Scalable, superelastic, and superhydrophobic MXene/silver nanowire/melamine hybrid sponges for high-performance electromagnetic interference shielding

Lightweight electromagnetic interference (EMI) shielding materials with a simple production process, a low density, good mechanical properties and stability, and a high absolute EMI shielding effectiveness (SSE/t) are urgently demanded for spacecraft, aircraft, and portable and wearable smart electronics, yet remain extremely challenging to manufacture. Herein, scalable, superelastic, and superhydrophobic MXene/silver nanowire/melamine (MS-MAF) hybrid sponges are fabricated via a facile dip-coating method. The MS-MAF hybrid sponge exhibits an ultralow density (11.98 mg cm⁻³), a large recoverable compression strain (80%), and fatigue resistance. By the rational design of two-dimensional MXene nanosheets and one-dimensional silver nanowires on the sponge skeleton, the MS-MAF hybrid sponge can achieve a high SSE/t of 10128 dB cm² g⁻¹, significantly surpassing that of most of the other porous EMI shielding materials ever reported.

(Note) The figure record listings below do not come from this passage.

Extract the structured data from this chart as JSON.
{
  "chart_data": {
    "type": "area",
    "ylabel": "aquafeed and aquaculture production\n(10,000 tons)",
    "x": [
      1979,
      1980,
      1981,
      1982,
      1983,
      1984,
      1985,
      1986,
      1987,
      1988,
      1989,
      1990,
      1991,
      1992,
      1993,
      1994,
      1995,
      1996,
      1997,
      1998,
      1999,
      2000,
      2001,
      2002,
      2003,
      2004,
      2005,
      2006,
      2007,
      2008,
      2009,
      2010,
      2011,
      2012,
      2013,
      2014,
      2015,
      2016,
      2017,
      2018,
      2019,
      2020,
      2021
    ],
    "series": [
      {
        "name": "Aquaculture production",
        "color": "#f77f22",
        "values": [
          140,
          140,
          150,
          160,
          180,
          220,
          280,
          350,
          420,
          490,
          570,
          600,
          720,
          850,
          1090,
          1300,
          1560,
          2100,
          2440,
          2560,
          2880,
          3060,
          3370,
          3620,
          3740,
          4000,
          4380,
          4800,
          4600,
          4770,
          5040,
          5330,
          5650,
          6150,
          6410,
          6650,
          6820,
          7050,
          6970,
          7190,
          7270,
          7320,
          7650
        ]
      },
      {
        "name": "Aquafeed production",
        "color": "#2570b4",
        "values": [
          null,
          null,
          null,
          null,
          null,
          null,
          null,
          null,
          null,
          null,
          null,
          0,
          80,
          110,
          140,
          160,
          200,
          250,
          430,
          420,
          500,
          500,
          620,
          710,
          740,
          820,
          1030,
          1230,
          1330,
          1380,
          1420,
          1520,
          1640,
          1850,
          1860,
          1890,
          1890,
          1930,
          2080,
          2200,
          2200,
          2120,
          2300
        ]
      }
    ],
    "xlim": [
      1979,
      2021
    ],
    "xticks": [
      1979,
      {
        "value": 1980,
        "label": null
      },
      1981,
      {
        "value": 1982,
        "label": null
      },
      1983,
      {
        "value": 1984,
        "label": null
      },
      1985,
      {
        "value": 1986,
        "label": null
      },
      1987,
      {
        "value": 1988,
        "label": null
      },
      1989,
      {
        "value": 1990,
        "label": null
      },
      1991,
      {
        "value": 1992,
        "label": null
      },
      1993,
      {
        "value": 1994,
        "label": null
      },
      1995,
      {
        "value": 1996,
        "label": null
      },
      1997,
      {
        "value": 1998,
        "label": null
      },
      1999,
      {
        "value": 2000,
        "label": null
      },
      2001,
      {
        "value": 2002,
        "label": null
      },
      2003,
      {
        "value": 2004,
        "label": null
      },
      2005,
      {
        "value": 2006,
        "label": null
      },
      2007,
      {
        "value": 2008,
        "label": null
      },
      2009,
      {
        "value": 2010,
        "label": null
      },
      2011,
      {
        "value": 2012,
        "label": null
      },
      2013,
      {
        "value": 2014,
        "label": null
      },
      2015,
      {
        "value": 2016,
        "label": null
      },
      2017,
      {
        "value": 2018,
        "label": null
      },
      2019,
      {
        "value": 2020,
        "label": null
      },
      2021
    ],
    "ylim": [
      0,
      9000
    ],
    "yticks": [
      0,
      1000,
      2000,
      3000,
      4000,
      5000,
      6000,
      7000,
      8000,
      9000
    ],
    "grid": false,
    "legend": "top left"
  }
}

Due to the treatment of low surface energy coating, the MS-MAF hybrid sponge also shows excellent structural stability and superhydrophobicity, which is conducive to its application in complex practical environments. Consequently, this work offers a promising lightweight EMI shielding candidate with the features of large-scale production, superelasticity, superhydrophobicity and a high SSE/t.